Directors around the world are concerned that their firms won’t be able to deliver on ESG goals, said INSEAD recently when releasing results of a survey.
Citing the board’s lack of knowledge, data, and capabilities as the top barrier to providing effective ESG oversight, directors — at roughly 70% — said they are only moderately or not at all effective at integrating ESG into company strategy and governance.
Survey highlights
- Less than half of the directors surveyed —47%— believed their board has sufficient ESG competence and experience to challenge management on ESG plans and exercise board oversight on execution.
- Boards are taking action to address those gaps: the most common approaches to supplementing board knowledge are regular updates from an internal executive with responsibility for ESG (48%) and intermittent updates from external experts (40%).
- When it comes to aligning a company’s long-term business strategy with ESG challenges, 91% of directors said that boards should focus more on improving strategic reflection than on monitoring operations.

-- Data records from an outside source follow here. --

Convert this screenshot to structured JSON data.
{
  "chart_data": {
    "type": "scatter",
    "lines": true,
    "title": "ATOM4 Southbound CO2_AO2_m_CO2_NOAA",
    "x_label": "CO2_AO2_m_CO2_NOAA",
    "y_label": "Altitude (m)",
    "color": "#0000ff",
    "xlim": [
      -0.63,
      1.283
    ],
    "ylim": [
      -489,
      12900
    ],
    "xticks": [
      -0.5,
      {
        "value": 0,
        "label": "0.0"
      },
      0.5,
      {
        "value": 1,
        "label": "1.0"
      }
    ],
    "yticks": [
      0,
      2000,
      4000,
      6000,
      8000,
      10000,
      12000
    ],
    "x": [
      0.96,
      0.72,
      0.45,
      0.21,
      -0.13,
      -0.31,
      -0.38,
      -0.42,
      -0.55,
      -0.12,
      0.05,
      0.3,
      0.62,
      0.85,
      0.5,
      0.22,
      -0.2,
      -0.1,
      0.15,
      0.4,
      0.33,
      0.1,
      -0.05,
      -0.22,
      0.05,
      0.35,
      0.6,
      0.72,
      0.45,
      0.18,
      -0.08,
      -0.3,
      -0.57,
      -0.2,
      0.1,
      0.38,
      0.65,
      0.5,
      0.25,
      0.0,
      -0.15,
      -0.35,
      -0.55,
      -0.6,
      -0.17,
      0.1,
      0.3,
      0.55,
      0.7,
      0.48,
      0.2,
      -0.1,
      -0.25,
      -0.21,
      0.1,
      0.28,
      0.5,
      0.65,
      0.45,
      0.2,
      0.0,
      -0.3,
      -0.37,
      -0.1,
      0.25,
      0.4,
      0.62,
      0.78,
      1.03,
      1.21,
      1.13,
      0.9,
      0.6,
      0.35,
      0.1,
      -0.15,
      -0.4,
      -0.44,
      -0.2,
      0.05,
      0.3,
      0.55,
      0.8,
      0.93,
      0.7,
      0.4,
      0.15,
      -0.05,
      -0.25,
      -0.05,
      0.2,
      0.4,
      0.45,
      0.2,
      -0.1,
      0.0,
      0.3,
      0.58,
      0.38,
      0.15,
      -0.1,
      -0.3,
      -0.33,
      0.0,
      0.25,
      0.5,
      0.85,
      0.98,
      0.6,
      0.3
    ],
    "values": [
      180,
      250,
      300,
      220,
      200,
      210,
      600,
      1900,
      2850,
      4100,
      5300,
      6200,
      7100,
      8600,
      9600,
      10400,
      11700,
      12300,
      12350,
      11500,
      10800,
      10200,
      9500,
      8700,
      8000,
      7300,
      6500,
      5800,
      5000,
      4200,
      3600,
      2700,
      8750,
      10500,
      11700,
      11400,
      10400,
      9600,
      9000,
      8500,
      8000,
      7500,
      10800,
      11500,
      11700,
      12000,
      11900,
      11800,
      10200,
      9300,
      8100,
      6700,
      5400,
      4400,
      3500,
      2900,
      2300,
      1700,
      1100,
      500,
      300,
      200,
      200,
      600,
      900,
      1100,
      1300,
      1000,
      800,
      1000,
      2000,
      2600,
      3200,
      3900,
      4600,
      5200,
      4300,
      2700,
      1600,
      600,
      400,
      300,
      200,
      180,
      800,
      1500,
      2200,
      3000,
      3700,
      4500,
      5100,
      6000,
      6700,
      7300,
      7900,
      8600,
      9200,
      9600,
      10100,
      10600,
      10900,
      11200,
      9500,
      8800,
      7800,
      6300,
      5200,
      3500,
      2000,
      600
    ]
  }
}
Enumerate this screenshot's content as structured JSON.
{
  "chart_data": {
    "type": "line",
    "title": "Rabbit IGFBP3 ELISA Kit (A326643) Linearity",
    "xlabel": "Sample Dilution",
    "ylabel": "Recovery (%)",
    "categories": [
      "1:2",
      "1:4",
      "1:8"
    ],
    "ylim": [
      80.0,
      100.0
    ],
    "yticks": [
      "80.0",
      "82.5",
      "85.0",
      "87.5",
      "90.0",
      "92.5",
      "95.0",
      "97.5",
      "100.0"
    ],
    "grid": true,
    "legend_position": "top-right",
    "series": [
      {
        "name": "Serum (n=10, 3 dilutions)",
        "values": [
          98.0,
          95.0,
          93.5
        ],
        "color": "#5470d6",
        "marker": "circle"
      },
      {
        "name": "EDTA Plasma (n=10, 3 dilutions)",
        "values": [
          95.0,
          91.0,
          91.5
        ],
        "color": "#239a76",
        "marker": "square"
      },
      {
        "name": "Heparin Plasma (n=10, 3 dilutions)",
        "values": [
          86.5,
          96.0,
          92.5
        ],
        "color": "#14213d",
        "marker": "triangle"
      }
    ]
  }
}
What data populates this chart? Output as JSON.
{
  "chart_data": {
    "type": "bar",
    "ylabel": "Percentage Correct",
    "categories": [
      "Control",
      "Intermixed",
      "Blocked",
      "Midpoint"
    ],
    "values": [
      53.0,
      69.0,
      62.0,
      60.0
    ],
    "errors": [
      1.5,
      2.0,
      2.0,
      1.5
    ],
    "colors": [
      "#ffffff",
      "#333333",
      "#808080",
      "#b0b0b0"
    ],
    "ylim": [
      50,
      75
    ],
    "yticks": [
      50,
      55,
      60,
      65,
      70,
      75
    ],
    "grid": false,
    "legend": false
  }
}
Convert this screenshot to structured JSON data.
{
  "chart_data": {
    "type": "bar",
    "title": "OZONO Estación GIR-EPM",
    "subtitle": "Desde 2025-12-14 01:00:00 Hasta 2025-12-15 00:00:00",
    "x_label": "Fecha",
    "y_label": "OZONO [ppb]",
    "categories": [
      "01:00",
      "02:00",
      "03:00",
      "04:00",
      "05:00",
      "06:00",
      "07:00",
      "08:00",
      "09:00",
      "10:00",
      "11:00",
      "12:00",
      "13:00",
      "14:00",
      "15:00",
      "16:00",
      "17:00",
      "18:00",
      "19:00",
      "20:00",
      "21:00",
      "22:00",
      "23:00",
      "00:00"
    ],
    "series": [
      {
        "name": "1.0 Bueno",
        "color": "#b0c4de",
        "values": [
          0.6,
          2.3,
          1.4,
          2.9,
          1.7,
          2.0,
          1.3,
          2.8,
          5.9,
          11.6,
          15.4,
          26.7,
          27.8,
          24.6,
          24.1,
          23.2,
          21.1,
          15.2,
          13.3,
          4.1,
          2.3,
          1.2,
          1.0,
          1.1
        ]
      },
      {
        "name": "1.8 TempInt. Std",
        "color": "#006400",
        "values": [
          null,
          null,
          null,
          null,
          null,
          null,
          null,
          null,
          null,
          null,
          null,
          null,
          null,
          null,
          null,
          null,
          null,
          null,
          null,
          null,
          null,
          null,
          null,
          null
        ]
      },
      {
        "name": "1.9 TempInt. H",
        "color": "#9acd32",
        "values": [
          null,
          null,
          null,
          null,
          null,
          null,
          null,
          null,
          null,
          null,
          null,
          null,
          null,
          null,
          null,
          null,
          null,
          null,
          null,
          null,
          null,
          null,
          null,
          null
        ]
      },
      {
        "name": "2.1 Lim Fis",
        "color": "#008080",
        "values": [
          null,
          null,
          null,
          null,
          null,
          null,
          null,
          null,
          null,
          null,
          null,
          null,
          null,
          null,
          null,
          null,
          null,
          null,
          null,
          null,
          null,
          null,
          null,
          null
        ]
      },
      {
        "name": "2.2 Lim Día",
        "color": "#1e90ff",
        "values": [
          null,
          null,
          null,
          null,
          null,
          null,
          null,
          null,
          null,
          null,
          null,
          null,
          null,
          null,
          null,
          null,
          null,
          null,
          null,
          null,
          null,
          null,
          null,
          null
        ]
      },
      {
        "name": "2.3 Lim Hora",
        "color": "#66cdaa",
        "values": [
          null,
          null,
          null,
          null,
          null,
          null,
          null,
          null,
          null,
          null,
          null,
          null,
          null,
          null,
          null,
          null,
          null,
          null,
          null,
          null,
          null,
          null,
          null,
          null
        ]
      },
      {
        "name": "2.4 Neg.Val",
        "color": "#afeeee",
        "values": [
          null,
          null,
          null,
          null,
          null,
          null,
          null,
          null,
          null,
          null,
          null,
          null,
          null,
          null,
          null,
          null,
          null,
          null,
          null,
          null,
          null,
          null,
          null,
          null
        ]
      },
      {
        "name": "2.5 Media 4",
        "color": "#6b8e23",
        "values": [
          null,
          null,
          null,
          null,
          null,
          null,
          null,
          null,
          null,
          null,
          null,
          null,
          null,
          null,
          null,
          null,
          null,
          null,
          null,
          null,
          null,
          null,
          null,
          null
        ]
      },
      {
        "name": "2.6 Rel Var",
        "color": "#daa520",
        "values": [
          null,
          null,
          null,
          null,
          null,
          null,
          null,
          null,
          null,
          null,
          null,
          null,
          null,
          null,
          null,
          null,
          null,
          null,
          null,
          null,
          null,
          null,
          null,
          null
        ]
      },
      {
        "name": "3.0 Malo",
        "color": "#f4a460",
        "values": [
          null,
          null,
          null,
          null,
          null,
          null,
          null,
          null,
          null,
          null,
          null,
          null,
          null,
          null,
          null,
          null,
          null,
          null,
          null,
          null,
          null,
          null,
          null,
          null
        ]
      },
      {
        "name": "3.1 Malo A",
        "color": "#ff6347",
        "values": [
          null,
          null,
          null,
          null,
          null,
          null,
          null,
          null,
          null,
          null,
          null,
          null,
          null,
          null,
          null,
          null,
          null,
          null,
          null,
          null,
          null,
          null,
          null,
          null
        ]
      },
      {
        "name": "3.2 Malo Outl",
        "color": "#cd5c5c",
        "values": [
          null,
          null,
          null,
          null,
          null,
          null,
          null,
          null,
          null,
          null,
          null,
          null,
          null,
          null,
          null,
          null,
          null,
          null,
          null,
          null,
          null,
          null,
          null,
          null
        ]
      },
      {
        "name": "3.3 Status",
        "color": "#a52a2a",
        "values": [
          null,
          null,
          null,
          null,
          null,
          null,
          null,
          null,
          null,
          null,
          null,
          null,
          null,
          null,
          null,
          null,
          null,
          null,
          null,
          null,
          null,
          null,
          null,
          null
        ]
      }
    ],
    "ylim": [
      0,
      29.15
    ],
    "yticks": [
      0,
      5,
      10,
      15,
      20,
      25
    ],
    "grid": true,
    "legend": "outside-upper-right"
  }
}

- Still, less than half of that 91% felt they are effective at driving such strategic reflection.
“When it comes to meeting ESG goals, it is critical for boards to move from a compliance mindset to bringing a true strategic lens to those issues,” said Ron Soonieus, a senior BCG advisor, director in residence at the INSEAD Corporate Governance Centre,“However, many have not yet remade the board agenda to make time for that critical strategic thinking.”
The top ESG issue: Climate
Climate change is among the top three ESG issues in terms of expected financial impact for all eight industries captured in the survey except one (health care) and it holds the number one slot for consumer, industrial goods, energy, and utilities, INSEAD pointed out.
Yet, among companies that have set a net-zero commitment, only 55% of directors reported that their company has prepared and published a plan for hitting that target, survey results indicate..
And an even smaller share —43%— said their company has published financial statements accounting for the implications of climate change, the firm added.